Alias Grace has been waiting on my bookshelf for a long time. I am lucky to have signed copy after meeting Margaret Atwood this past November as she spoke about The Heart Goes Last. She has been in the news with the Emmy award winning series of The Handmaid’s Tale which was followed with release of the Alias Grace mini-series. I finally got to reading the novel which was another example of the diversity and powerful writing of Margaret Atwood.
This Giller Prize winning novel was published in 1996 and told the true story of a poor, servant girl, who was charged with taking part in the murder of Thomas Kinnear and his housekeeper (I should say housekeeper with benefits). At the age of 16 years her alleged accomplice was hung and Grace was imprisoned for life in the new Kingston Penitentiary. By accounts, she was a composed and model prisoner although she had previously spent time in a lunatic asylum also.
Atwood was inspired to write this fictional story of Grace’s experience after reading Life in the Clearings by Susanna Moodie.
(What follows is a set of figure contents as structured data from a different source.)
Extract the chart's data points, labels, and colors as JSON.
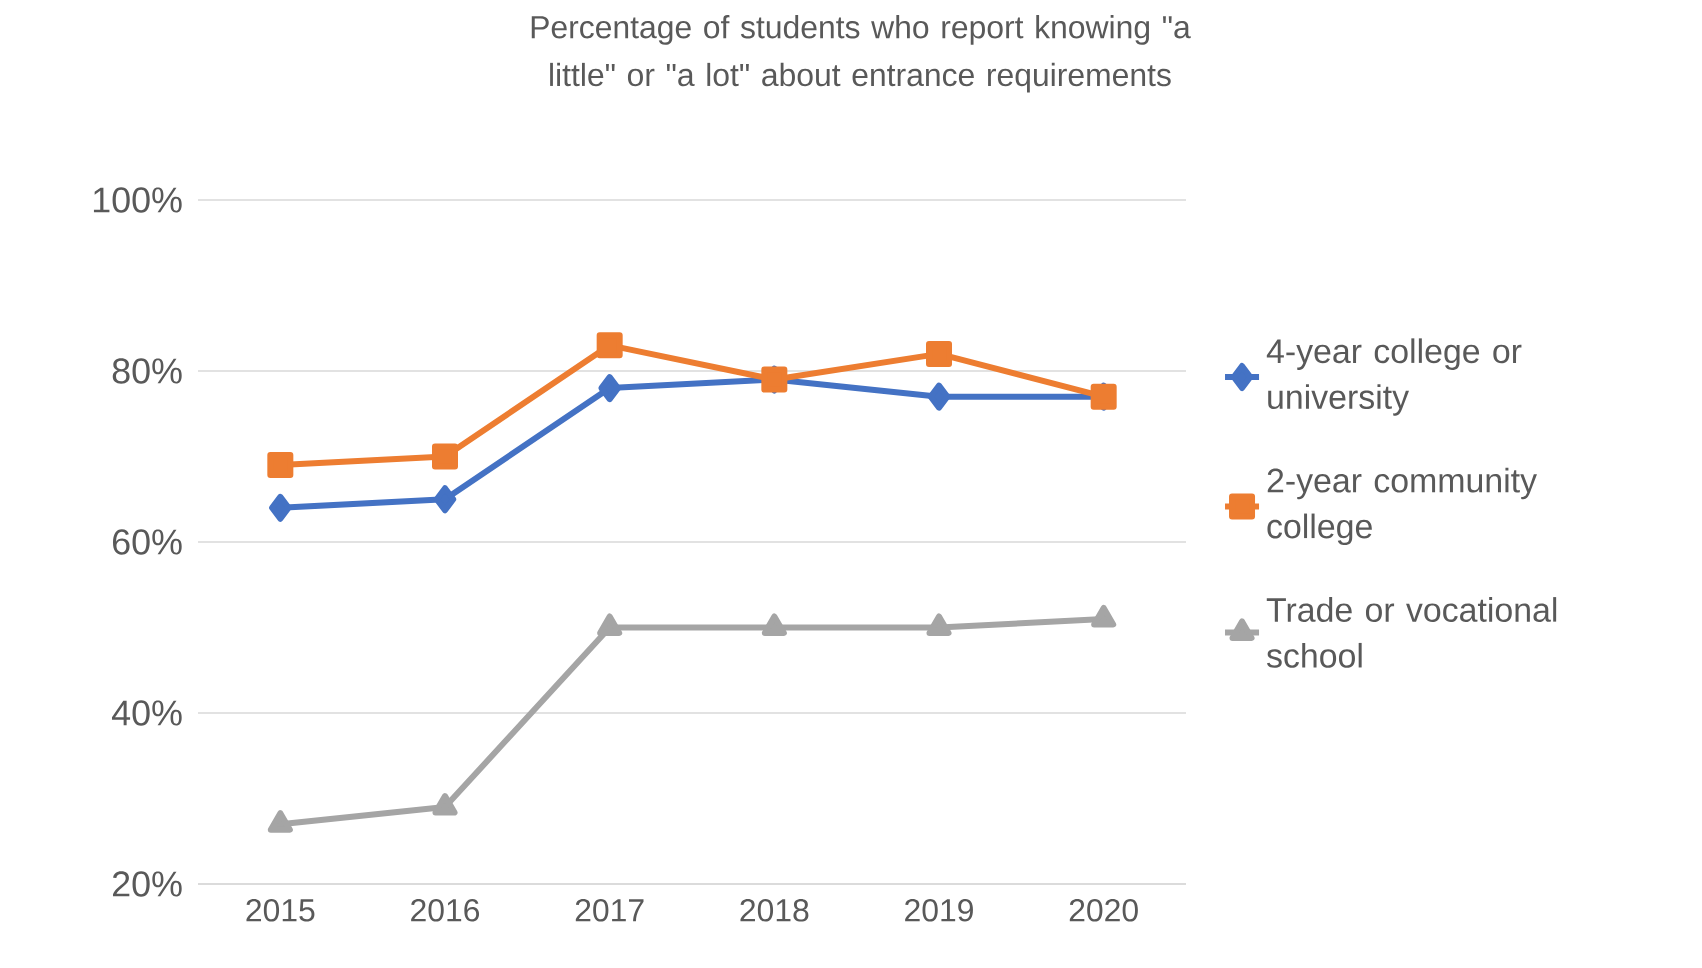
{
  "chart_data": {
    "type": "line",
    "title": "Percentage of students who report knowing \"a little\" or \"a lot\" about entrance requirements",
    "categories": [
      "2015",
      "2016",
      "2017",
      "2018",
      "2019",
      "2020"
    ],
    "series": [
      {
        "name": "4-year college or university",
        "color": "#4472c4",
        "marker": "diamond",
        "values": [
          64,
          65,
          78,
          79,
          77,
          77
        ]
      },
      {
        "name": "2-year community college",
        "color": "#ed7d31",
        "marker": "square",
        "values": [
          69,
          70,
          83,
          79,
          82,
          77
        ]
      },
      {
        "name": "Trade or vocational school",
        "color": "#a5a5a5",
        "marker": "triangle",
        "values": [
          27,
          29,
          50,
          50,
          50,
          51
        ]
      }
    ],
    "ylim": [
      20,
      100
    ],
    "yticks": [
      {
        "value": 20,
        "label": "20%"
      },
      {
        "value": 40,
        "label": "40%"
      },
      {
        "value": 60,
        "label": "60%"
      },
      {
        "value": 80,
        "label": "80%"
      },
      {
        "value": 100,
        "label": "100%"
      }
    ],
    "grid": "y",
    "legend": "right",
    "line_style": "solid"
  }
}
She spun the tale with Grace sharing her life story with a physician who was hired to assess her with hopes that she could be freed from her life of imprisonment. The reader learned of Grace’s early years as she emigrated from Ireland after a dreadful trip overseas where she lost her mother (imagine the devastation of a young girl as she watched her mother buried at sea) and landed, poverty-stricken in Toronto. As she cared for her younger siblings, her father drank away his income and forced Grace to work as a household servant.
The historical plight of women was highlighted. With no birth control, her friend became pregnant and in despair died after a dangerous abortion. The doctor’s landlady’s struggled after her husband abandoned her leaving her close to destitute. Kinnear expected more than just cleaning from his housekeeper. Women had a lack of options and control over their own lives.
As Grace recounts her life story, the reader is entranced, wondering how truthful she is being or how skillful in weaving her tale. The mystical thinking of the time with seances and hypnosis add intrigue and I am still not sure whether Grace was an innocent bystander swept away by her lack of experience or whether she collaborated with the shifty peddler who eventually helped her case for freedom.
Atwood has spun a great tale blending Canadian history with suspense. The unmarked graves of Kinnear and his house keeper remain in Richmond Hill and readers can now tour the Kingston Penitentiary which opened in 1835.
Before watching the Alias Grace mini-series, grab the book and get lost in the pages of fiction which embeds Canadian history!